I would ask my colleagues who have made these arguments to answer a question for me, then. Under their line of reasoning, why did our President seek the authority to pursue this war? If, as they claim, there was no overarching consensus that Saddam Hussein represented a danger to American security and peace in the Middle East and around the world, why did the President undertake this war? Why did so many vote to support the President, here in the Senate and in the United Nations?
War is a serious enterprise, one that is not undertaken without risk. The fact that Baghdad fell in 3 weeks, with so few casualties among coalition forces, fulfilled our greatest hopes for this conflict. I know I am thankful for that fact, and I know the President is as well. I also know that the case for this war remains solid.
This was a case built not on one piece of evidence provided by British intelligence, but on a much deeper long-term purpose. It was built on the noble goal of ending the decades of brutal and violent works by Saddam Hussein, and on our clear duty to ensure America's security in the post-9/11 world by removing state-sponsors of terrorism and opposing regimes that threaten other nations with weapons of mass destruction.
Three hundred thousand people, maybe more, are buried in mass graves spread throughout Iraq, in nearly a hundred reported sites. They stretch from Basrah to Baghdad, from Najaf to Kirkuk. They are silent monuments to Saddam's legacy of ruthlessness and evil.
The suggestion in the face of these silent witnesses that Iraq, the Middle East, and America are not better off today than we were before this war is simply ludicrous.
We have finished the fighting. Now we must finish the job. We seek to make Iraq secure, to make it a place where the rule of law can be established, so that civilian leaders and the Iraqi Governing Council can establish a new government for a new nation.
This is not an easy task -- and it is not without cost. But it must be done, so that Iraq can flourish as a free nation, and so that the victories won, the lives risked and lost, will not be in vain.
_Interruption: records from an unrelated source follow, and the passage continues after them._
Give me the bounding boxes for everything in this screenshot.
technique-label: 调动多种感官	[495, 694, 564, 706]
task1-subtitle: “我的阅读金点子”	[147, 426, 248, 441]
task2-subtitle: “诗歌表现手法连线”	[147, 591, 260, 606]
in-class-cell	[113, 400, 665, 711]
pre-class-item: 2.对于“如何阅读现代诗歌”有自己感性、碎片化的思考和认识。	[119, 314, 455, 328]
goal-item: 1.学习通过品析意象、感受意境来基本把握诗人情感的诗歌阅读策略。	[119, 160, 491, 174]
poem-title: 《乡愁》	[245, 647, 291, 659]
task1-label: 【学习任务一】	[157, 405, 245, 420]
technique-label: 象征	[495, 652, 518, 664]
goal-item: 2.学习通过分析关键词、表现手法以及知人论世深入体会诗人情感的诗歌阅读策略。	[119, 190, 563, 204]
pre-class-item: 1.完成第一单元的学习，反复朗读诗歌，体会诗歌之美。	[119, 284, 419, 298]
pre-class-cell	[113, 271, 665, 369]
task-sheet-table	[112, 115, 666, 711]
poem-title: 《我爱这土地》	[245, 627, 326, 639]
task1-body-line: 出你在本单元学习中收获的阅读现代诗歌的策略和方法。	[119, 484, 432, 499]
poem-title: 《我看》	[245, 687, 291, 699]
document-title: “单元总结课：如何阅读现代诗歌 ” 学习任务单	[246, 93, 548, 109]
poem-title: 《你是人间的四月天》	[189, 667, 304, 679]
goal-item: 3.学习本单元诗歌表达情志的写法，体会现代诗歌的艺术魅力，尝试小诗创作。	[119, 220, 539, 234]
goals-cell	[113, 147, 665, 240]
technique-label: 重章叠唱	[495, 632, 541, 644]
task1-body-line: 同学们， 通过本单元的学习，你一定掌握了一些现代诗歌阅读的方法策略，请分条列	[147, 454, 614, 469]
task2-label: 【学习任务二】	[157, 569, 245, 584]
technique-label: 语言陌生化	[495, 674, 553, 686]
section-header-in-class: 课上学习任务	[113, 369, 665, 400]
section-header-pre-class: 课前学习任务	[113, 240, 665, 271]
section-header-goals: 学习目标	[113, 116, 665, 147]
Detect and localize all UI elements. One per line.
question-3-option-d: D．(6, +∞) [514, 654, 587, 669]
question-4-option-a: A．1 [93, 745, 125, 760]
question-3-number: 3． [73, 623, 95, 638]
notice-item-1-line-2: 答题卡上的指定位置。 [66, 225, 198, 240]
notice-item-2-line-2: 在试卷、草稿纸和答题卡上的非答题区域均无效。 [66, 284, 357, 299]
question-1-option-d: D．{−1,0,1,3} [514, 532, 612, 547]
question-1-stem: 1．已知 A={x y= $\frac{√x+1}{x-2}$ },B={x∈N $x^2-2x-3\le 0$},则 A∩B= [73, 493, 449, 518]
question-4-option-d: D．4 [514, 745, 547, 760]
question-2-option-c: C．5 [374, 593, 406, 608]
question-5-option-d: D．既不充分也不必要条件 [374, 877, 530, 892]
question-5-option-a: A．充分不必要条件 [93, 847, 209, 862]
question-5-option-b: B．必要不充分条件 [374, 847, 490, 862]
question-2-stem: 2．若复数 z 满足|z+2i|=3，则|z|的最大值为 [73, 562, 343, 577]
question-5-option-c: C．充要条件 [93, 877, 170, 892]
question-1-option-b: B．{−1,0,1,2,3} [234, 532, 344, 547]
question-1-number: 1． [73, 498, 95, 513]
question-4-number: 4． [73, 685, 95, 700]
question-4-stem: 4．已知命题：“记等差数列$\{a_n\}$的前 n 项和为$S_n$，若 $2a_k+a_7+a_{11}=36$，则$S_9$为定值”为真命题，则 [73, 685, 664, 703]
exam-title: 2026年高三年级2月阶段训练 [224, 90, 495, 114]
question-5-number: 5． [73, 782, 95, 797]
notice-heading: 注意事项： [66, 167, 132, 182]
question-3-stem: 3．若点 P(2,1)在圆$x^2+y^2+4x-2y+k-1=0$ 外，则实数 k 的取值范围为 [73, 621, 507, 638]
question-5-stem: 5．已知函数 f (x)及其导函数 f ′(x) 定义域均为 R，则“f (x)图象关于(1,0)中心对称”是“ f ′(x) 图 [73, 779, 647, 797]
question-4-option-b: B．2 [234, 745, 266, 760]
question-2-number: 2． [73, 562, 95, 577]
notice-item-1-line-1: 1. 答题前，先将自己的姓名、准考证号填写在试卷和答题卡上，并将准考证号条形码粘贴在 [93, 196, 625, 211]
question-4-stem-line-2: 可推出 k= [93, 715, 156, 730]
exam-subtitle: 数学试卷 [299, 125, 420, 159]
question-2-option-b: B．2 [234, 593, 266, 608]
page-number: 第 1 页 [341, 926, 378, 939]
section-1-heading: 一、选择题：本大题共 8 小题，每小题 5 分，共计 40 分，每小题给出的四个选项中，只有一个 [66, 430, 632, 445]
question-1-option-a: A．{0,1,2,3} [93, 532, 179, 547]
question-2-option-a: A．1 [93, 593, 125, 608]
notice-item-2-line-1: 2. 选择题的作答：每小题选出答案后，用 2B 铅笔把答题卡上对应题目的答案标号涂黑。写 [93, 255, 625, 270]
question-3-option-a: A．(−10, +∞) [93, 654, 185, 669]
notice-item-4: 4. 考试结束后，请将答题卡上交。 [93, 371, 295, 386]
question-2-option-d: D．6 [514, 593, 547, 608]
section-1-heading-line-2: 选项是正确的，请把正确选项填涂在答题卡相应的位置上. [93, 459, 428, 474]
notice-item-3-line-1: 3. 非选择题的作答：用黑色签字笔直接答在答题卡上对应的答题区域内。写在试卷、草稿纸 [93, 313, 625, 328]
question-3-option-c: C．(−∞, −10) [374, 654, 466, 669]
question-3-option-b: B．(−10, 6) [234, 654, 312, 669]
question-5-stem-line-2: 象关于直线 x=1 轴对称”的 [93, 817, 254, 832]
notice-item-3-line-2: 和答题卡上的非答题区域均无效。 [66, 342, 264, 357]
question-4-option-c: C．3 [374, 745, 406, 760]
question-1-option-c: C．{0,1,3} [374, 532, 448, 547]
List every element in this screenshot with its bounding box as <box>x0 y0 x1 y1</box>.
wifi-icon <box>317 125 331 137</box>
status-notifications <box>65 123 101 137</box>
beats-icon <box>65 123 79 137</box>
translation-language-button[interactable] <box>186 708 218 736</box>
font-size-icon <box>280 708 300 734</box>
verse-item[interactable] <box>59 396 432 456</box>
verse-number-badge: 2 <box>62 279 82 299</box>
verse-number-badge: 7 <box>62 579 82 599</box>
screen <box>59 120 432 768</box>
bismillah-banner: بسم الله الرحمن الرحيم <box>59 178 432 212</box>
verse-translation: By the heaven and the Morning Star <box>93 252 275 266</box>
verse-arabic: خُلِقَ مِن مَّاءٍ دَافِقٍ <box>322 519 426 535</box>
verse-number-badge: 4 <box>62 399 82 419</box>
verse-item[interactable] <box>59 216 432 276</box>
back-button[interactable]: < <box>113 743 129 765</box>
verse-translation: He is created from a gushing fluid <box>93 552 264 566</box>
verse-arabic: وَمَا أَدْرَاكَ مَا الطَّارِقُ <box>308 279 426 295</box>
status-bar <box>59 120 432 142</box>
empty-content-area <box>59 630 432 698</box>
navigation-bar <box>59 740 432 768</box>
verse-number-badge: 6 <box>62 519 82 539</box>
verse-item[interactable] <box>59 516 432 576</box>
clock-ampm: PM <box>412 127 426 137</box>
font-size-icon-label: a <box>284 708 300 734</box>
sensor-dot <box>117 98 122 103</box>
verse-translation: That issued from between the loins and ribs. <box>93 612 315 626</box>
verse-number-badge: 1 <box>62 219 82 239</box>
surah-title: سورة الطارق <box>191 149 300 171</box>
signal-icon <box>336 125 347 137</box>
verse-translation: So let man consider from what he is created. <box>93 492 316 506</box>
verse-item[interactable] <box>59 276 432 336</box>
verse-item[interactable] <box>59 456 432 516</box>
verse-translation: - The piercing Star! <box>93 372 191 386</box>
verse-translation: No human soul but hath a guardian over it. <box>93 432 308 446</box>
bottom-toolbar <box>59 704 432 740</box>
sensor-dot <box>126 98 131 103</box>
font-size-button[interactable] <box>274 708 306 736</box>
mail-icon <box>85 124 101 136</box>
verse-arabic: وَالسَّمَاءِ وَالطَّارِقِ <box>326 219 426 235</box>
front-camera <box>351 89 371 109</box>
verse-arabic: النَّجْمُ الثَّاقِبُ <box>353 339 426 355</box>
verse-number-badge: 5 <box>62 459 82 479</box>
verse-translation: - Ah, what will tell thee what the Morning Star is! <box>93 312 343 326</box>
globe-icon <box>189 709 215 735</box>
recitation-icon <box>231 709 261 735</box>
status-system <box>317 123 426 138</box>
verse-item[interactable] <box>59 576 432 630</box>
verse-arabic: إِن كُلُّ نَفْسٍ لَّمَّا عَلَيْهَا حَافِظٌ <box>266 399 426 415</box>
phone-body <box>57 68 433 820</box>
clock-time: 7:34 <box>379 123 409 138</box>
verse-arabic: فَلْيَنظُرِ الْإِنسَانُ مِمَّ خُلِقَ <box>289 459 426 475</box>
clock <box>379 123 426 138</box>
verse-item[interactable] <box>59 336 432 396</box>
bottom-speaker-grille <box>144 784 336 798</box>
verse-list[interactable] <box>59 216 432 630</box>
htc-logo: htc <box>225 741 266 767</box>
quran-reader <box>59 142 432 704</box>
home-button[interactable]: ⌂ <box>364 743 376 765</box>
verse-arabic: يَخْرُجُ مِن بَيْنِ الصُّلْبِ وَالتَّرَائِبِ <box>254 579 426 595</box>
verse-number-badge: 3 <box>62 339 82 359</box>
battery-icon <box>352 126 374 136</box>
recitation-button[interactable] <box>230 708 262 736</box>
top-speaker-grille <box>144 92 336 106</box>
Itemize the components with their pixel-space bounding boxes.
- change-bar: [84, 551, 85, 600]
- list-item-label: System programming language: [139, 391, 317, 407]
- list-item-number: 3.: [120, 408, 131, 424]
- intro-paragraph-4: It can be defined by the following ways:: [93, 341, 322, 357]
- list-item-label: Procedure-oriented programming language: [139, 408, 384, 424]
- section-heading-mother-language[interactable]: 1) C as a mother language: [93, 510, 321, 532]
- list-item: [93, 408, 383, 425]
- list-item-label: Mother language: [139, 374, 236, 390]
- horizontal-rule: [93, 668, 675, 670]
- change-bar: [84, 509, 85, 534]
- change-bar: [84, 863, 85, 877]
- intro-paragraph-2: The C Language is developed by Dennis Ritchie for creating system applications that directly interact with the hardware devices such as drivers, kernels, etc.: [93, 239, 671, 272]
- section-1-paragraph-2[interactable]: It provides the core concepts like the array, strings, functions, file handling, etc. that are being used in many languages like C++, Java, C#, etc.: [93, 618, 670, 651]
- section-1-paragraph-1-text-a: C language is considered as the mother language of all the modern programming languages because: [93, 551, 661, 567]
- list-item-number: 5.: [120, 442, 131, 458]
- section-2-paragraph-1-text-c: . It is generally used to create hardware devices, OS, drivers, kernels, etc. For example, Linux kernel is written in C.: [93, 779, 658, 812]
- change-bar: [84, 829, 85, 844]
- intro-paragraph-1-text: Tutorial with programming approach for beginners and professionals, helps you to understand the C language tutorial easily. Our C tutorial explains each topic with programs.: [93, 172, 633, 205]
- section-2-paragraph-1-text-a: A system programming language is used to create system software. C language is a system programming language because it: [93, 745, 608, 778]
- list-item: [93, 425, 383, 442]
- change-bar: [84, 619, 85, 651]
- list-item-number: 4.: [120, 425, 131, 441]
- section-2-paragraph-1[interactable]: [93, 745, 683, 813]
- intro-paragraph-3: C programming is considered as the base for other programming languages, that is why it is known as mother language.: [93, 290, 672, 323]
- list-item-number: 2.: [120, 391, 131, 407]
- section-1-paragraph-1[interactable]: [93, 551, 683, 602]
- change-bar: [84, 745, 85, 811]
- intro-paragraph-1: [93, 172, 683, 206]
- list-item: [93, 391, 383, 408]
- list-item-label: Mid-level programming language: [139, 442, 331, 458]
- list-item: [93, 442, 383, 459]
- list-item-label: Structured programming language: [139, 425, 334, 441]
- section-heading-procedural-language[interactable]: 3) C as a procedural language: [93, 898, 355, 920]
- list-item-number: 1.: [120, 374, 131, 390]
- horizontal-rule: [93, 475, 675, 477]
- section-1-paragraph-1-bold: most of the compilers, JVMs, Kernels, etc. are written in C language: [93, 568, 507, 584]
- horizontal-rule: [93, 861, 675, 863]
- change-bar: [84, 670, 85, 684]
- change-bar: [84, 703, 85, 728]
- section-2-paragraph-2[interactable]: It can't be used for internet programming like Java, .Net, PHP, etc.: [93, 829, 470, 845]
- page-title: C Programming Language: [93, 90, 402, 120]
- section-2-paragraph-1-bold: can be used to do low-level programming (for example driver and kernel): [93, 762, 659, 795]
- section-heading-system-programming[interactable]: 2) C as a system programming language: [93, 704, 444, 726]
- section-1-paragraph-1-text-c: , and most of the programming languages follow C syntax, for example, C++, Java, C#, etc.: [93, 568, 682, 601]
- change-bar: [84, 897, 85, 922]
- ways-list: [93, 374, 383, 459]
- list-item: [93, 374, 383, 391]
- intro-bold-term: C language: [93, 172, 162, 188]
Those who spend their time playing political games with our mission in Iraq, even while our brave men and women labor to secure and stabilize this fledging nation, dishonor our soldiers in the field and the memories of all of those who sacrificed their lives opposing the bloodthirsty regime of Saddam Hussein.
President Clinton argued in 1998 that if America did not act, Saddam Hussein would:
..... go right on and do more to rebuild an arsenal of devastating destruction. And some day, some way, I guarantee you, he's use the arsenal.
President Bush agreed with that argument, and he decided to do something about it. Many of us agreed with that argument, and we voted to support the President. And I am confident history will record it as the right decision -- a decision based strongly on the principles of human freedom that inspired America's foundation.
Last week, Prime Minister Blair reminded us that we have a duty as a powerful nation to take great care regarding what kind of world we leave for our children. I believe that the task that falls to us at this moment in history is spreading the blessings of liberty, bringing the light of freedom to a nation imprisoned in the darkness.
Let those who are more comfortable playing political games -- play on. Those of us who wish to accomplish something greater will labor on, undeterred, always confident in our ultimate goal: We seek a just, free, and peaceful world -- for ourselves, for the Iraqi people, and for future generations.